Chronique

Guillaume Belhomme

Jackie McLean

Label / Distribution : Lenka Lente

Une petite biographie bienvenue de l’un des saxes alto les plus superbement ignorés de l’histoire du jazz. On fait en effet trop souvent de Jackie McLean (1931-2006) un sous-Charlie Parker. Ce n’est là que vaine jalousie. En effet, le musicien dont Guillaume Belhomme retrace le parcours a plutôt bénéficié du mentorat de Parker dans son adolescence, faisant partie de la même bande d’épigones de ce dernier que son pote Sonny Rollins. Cela n’allait pas hélas sans toxicomanie - avec les frasques liées à l’addiction, en particulier lorsque, embauché par Miles Davis à dix-neuf ans, il n’assure guère ses engagements en dépit de l’admiration musicale que lui voue le trompettiste. Son embauche par Charles Mingus lui fait découvrir des horizons musicaux inédits.
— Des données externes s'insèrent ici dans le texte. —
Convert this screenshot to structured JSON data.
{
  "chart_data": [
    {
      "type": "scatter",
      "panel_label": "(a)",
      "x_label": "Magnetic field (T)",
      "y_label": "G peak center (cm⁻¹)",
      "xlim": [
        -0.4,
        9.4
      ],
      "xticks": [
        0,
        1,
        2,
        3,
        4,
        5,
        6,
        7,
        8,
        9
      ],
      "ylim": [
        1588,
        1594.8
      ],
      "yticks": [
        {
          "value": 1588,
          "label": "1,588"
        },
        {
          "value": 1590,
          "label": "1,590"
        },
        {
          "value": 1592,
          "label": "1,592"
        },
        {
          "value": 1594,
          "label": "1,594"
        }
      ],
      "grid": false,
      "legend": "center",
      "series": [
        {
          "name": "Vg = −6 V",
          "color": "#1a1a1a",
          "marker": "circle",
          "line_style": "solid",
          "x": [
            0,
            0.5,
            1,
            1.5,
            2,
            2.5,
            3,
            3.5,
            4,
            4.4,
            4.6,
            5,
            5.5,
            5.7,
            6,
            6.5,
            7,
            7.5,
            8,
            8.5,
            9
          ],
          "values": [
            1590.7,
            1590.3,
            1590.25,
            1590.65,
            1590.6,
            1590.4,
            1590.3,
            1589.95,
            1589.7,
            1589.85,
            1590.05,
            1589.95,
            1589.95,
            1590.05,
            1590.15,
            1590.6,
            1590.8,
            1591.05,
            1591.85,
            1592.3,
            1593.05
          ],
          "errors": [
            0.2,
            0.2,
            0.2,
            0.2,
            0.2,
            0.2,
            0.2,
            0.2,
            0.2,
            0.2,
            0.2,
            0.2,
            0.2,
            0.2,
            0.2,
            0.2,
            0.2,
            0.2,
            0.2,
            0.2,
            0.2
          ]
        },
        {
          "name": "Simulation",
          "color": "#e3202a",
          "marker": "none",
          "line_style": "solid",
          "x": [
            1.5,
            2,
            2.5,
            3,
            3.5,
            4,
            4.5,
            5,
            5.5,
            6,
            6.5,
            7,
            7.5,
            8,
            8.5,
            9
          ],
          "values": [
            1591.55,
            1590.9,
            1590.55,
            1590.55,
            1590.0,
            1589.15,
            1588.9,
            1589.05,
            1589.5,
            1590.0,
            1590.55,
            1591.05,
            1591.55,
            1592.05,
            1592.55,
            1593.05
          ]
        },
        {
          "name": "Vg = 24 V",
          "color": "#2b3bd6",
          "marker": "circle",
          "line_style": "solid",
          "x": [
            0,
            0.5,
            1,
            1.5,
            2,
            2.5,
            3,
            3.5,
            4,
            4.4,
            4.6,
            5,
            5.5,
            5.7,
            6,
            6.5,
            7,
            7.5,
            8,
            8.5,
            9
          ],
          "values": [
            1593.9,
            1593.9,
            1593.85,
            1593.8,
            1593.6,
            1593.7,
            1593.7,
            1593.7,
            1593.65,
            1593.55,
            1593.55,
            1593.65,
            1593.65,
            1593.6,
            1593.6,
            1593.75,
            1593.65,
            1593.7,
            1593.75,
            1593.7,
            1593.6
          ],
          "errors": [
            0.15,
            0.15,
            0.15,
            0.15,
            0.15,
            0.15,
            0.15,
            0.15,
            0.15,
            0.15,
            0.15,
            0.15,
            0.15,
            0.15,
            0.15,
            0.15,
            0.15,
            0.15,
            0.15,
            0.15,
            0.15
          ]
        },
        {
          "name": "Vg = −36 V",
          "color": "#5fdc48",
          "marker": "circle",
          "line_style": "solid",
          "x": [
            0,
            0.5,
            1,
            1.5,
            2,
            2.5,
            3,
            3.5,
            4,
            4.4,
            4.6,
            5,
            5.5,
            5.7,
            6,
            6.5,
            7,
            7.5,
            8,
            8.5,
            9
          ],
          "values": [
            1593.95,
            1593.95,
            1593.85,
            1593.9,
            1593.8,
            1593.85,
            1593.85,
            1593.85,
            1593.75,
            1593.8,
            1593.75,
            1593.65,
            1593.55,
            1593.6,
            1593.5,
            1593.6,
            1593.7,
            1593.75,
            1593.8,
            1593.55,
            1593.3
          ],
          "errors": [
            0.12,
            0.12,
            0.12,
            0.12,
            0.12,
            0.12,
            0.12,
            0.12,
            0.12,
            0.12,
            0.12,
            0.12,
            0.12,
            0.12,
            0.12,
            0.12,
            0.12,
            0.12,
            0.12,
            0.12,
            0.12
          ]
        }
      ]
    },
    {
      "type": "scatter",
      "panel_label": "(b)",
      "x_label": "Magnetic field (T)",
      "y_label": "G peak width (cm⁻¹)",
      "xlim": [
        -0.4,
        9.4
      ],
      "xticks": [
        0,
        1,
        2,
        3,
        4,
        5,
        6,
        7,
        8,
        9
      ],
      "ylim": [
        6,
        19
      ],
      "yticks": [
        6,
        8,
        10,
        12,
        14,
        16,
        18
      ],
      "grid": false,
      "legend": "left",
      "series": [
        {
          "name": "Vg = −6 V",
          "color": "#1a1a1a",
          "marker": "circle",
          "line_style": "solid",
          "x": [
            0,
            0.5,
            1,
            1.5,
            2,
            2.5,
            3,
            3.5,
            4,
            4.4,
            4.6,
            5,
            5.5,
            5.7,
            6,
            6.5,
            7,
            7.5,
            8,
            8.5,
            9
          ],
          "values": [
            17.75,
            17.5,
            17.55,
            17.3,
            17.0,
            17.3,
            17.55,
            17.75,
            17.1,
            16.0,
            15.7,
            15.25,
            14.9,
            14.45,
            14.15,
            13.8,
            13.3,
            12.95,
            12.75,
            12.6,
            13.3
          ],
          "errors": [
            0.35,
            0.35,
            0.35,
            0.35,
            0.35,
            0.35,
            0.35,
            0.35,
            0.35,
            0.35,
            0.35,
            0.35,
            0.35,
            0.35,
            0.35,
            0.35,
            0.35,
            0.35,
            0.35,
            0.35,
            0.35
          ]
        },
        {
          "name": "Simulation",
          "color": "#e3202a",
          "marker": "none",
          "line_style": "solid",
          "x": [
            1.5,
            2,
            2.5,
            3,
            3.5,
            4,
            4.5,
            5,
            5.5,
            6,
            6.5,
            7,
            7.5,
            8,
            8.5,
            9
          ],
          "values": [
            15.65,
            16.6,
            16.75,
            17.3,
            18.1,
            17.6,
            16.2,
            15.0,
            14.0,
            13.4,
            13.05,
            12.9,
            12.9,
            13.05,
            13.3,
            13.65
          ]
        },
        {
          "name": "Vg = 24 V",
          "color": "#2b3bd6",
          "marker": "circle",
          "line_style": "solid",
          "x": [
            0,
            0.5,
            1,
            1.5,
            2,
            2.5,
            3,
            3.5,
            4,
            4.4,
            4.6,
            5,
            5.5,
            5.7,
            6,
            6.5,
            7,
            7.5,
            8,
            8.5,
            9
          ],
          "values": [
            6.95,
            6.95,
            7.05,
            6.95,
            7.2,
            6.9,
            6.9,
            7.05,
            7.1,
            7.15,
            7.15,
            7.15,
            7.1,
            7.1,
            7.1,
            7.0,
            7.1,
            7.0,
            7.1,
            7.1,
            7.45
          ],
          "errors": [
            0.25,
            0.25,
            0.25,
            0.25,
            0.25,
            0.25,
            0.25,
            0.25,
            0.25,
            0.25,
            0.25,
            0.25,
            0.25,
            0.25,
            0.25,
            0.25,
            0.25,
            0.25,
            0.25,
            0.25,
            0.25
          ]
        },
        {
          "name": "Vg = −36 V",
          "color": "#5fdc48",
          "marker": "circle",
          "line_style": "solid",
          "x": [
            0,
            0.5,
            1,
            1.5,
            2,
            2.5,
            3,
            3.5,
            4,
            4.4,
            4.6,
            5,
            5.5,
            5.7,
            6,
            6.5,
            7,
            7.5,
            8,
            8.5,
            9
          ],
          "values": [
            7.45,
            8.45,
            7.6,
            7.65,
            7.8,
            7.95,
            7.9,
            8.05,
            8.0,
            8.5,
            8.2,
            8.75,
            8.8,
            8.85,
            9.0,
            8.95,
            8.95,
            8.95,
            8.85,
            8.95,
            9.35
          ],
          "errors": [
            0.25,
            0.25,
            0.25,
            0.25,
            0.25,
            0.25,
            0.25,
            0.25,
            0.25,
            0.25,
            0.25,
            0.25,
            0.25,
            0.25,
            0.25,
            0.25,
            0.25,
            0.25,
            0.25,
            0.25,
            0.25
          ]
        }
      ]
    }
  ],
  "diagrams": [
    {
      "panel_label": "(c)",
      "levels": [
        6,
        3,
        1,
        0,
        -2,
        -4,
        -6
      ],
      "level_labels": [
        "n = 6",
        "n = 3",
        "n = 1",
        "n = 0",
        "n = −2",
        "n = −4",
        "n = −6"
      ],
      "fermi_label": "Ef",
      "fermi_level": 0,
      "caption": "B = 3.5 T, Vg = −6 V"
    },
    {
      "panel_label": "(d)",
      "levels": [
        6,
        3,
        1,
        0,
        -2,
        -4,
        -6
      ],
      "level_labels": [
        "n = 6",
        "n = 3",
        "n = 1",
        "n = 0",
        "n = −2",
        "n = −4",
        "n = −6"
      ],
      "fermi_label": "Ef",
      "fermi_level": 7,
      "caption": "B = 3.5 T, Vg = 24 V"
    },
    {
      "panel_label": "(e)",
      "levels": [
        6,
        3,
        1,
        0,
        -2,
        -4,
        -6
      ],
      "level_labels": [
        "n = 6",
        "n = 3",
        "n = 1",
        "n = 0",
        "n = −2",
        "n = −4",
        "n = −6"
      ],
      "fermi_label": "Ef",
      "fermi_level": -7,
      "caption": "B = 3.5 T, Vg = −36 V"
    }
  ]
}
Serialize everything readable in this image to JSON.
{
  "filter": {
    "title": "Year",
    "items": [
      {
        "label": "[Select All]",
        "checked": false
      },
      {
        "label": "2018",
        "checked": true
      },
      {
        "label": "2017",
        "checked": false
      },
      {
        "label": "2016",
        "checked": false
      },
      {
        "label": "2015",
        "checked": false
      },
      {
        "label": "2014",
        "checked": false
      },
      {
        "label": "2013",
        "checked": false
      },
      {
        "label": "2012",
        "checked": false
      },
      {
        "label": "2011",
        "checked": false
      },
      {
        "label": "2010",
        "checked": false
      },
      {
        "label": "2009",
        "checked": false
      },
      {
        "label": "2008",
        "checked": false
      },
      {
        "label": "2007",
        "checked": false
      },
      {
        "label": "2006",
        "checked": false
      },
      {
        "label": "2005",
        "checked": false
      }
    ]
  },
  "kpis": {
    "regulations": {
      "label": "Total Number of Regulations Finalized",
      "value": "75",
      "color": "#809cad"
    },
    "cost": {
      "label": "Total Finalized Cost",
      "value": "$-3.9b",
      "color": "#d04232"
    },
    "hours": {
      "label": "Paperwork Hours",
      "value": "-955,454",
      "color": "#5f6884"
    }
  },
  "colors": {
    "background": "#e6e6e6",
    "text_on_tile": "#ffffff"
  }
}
Las, il doit le quitter après une énième baston lors d’une tournée.
Néanmoins, c’est en se tournant vers le hard-bop, dont il fut l’un des initiateurs à la fin des années cinquante, que McLean va s’imposer comme l’un des parangons de ce courant musical porté par le label Blue Note, dont il devient l’un des piliers. Il saura laisser à ses partenaires discographiques - pour les concerts c’est grillé du fait des condamnations dont il écope pour usage des narcotiques - le soin de l’accompagner dans ses recherches modales voire free (émergence d’Ornette Coleman oblige) qui ne dédaigneront jamais son appétence pour la soul la plus existentielle (« ‘Bout Soul », 1967). Le tromboniste récemment décédé Grachan Moncur III lui fournira des compositions novatrices dont il fera son miel.
Son sens littéraire affûté le conduira sur les voies du théâtre (la pièce « The Connection », dont la captation filmée par Shirley Clarke en 1961 montre les ravages de la toxicomanie, nonobstant une musique formidable signée par le pianiste Freddy Green), mais aussi de la poésie. Dès lors qu’il a décroché de la dope, McLean s’engage dans des actions socioculturelles en faveur de l’émancipation des Afro-américains. Fin pédagogue, il n’a jamais cessé de convier les sien.ne.s dans les luttes pour la dignité par le truchement de son art, qu’il a toujours conçu comme une expression populaire.